Other parent objections to testing include:

  • time lost in the computer lab where tests are administered
  • the inclination to “teach to the test” 
  • failing to improve educational outcomes by narrowing topics taught to just those covered by the test
  • increasing costs to districts for test-administration infrastructure 
  • the way test prep absorbs professional-development time 
  • the stress standardized testing places on students
  • privacy concerns — educators have confirmed that the testing company Pearson has been monitoring social media for posts or images about its tests, adding a layer of Big Brother oversight detractors worry may become a widespread problem.

“My kids don't like the testing. They complain a lot and don't want to do it,” says a mom of three who requested anonymity. “My son resents it so much, he has purposely done badly, drawing patterns with the dots rather than attempting the test.”

Opting out 

Nationwide, parents who feel standardized testing is doing more harm than good are uniting through social media in a grass-roots opt-out movement. However, because schools could jeopardize their ranking — and, in turn, their funding — if less than 95 percent of students participate, test refusal is not made easy. 

Delaware students are not allowed to opt out except in cases of severe cognitive disabilities or limited medical conditions that prevent them from testing. Although many parents with children who do not have these exceptions are interested in opting out, Hodges says the Board of Education’s response is that doing so puts them in violation of state law. 
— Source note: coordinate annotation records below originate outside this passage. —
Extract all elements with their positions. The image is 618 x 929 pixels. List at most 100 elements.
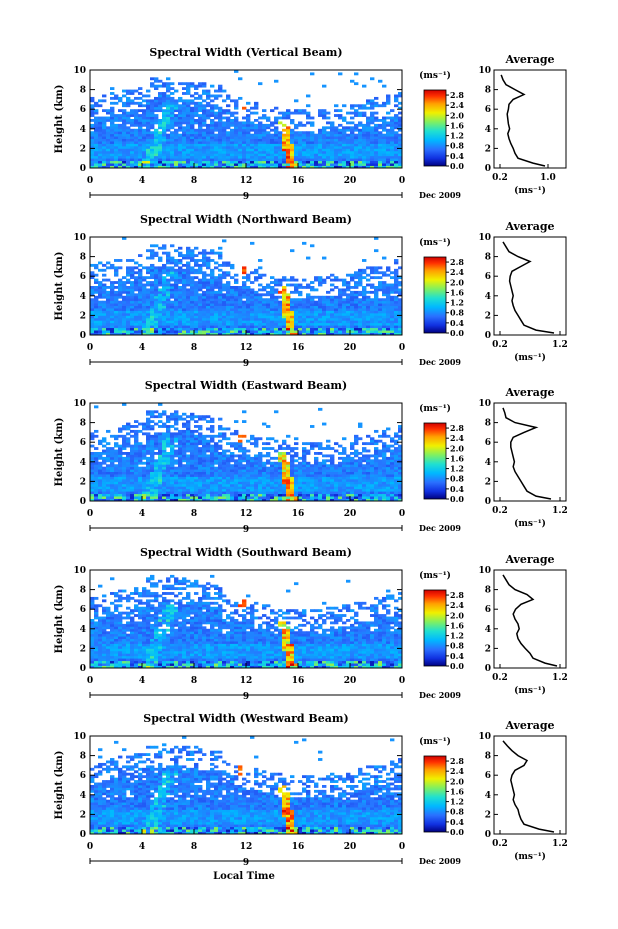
heatmap-cell xyxy=(110,119,115,122)
heatmap-cell xyxy=(226,498,231,502)
heatmap-cell xyxy=(278,303,283,306)
heatmap-cell xyxy=(346,322,351,326)
heatmap-cell xyxy=(126,293,131,297)
heatmap-cell xyxy=(206,141,211,144)
heatmap-cell xyxy=(230,432,235,436)
heatmap-cell xyxy=(306,320,311,324)
heatmap-cell xyxy=(198,466,203,470)
heatmap-cell xyxy=(106,131,111,135)
heatmap-cell xyxy=(138,141,143,144)
heatmap-cell xyxy=(390,126,395,130)
heatmap-cell xyxy=(398,327,403,331)
heatmap-cell xyxy=(202,165,207,169)
heatmap-cell xyxy=(334,148,339,152)
heatmap-cell xyxy=(190,121,195,125)
heatmap-cell xyxy=(210,483,215,487)
heatmap-cell xyxy=(102,474,107,477)
heatmap-cell xyxy=(350,300,355,304)
heatmap-cell xyxy=(130,123,135,127)
heatmap-cell xyxy=(394,148,399,152)
heatmap-cell xyxy=(114,298,119,302)
heatmap-cell xyxy=(182,114,187,117)
heatmap-cell xyxy=(218,283,223,287)
heatmap-cell xyxy=(210,104,215,108)
heatmap-cell xyxy=(110,92,115,95)
heatmap-cell xyxy=(398,148,403,152)
heatmap-cell xyxy=(98,483,103,487)
heatmap-cell xyxy=(350,145,355,149)
heatmap-cell xyxy=(366,327,371,331)
heatmap-cell xyxy=(138,444,143,448)
heatmap-cell xyxy=(222,483,227,487)
heatmap-cell xyxy=(150,123,155,127)
heatmap-cell xyxy=(158,256,163,260)
heatmap-cell xyxy=(114,332,119,336)
heatmap-cell xyxy=(226,486,231,490)
heatmap-cell xyxy=(314,330,319,333)
heatmap-cell xyxy=(202,114,207,117)
heatmap-cell xyxy=(130,315,135,319)
heatmap-cell xyxy=(206,89,211,93)
heatmap-cell xyxy=(262,305,267,309)
heatmap-cell xyxy=(154,295,159,299)
heatmap-cell xyxy=(170,474,175,477)
heatmap-cell xyxy=(114,317,119,321)
heatmap-cell xyxy=(382,141,387,144)
heatmap-cell xyxy=(186,447,191,450)
heatmap-cell xyxy=(94,116,99,120)
heatmap-cell xyxy=(310,138,315,142)
heatmap-cell xyxy=(110,133,115,137)
heatmap-cell xyxy=(262,153,267,157)
heatmap-cell xyxy=(218,126,223,130)
heatmap-cell xyxy=(162,268,167,272)
x-tick-label: 0 xyxy=(399,343,405,353)
heatmap-cell xyxy=(382,116,387,120)
heatmap-cell xyxy=(126,259,131,262)
heatmap-cell xyxy=(138,165,143,169)
heatmap-cell xyxy=(122,491,127,495)
heatmap-cell xyxy=(246,320,251,324)
heatmap-cell xyxy=(266,286,271,289)
heatmap-cell xyxy=(122,136,127,139)
heatmap-cell xyxy=(94,136,99,139)
heatmap-cell xyxy=(190,493,195,497)
colorbar-tick-label: 0.4 xyxy=(450,151,464,161)
heatmap-cell xyxy=(262,141,267,144)
heatmap-cell xyxy=(266,325,271,329)
heatmap-cell xyxy=(190,437,195,441)
heatmap-cell xyxy=(258,312,263,316)
profile-frame xyxy=(493,69,567,169)
heatmap-cell xyxy=(398,160,403,164)
heatmap-cell xyxy=(338,148,343,152)
heatmap-cell xyxy=(142,315,147,319)
heatmap-cell xyxy=(134,271,139,275)
heatmap-cell xyxy=(158,476,163,480)
heatmap-cell xyxy=(242,320,247,324)
heatmap-cell xyxy=(162,300,167,304)
heatmap-cell xyxy=(122,325,127,329)
heatmap-cell xyxy=(190,312,195,316)
heatmap-cell xyxy=(218,251,223,255)
heatmap-cell xyxy=(238,483,243,487)
heatmap-cell xyxy=(210,249,215,253)
heatmap-cell xyxy=(222,271,227,275)
heatmap-cell xyxy=(186,99,191,103)
heatmap-cell xyxy=(162,496,167,499)
heatmap-cell xyxy=(202,121,207,125)
heatmap-cell xyxy=(90,332,95,336)
heatmap-cell xyxy=(378,286,383,289)
heatmap-cell xyxy=(138,155,143,159)
heatmap-cell xyxy=(234,478,239,482)
heatmap-cell xyxy=(210,469,215,472)
heatmap-cell xyxy=(222,308,227,311)
heatmap-cell xyxy=(206,322,211,326)
heatmap-cell xyxy=(178,305,183,309)
colorbar-tick-label: 1.6 xyxy=(450,287,464,297)
heatmap-cell xyxy=(98,131,103,135)
heatmap-cell xyxy=(178,158,183,162)
heatmap-cell xyxy=(258,320,263,324)
y-tick-label: 2 xyxy=(80,144,86,154)
heatmap-cell xyxy=(178,464,183,468)
heatmap-cell xyxy=(94,317,99,321)
heatmap-cell xyxy=(290,138,295,142)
A bill that would formally allow parents to opt out is currently awaiting hearing in the House Education Committee, chaired by State Rep. Earl Jaques — who is not a fan of the tactic but is among 
the lawmakers supporting the teacher-evaluation extension. 

“To me, opt-out is admitting failure," Jaques has stated. “[It's] saying, ‘Oh, I can't measure up. I'm not good enough to be able to take this test.’ That's not the American way."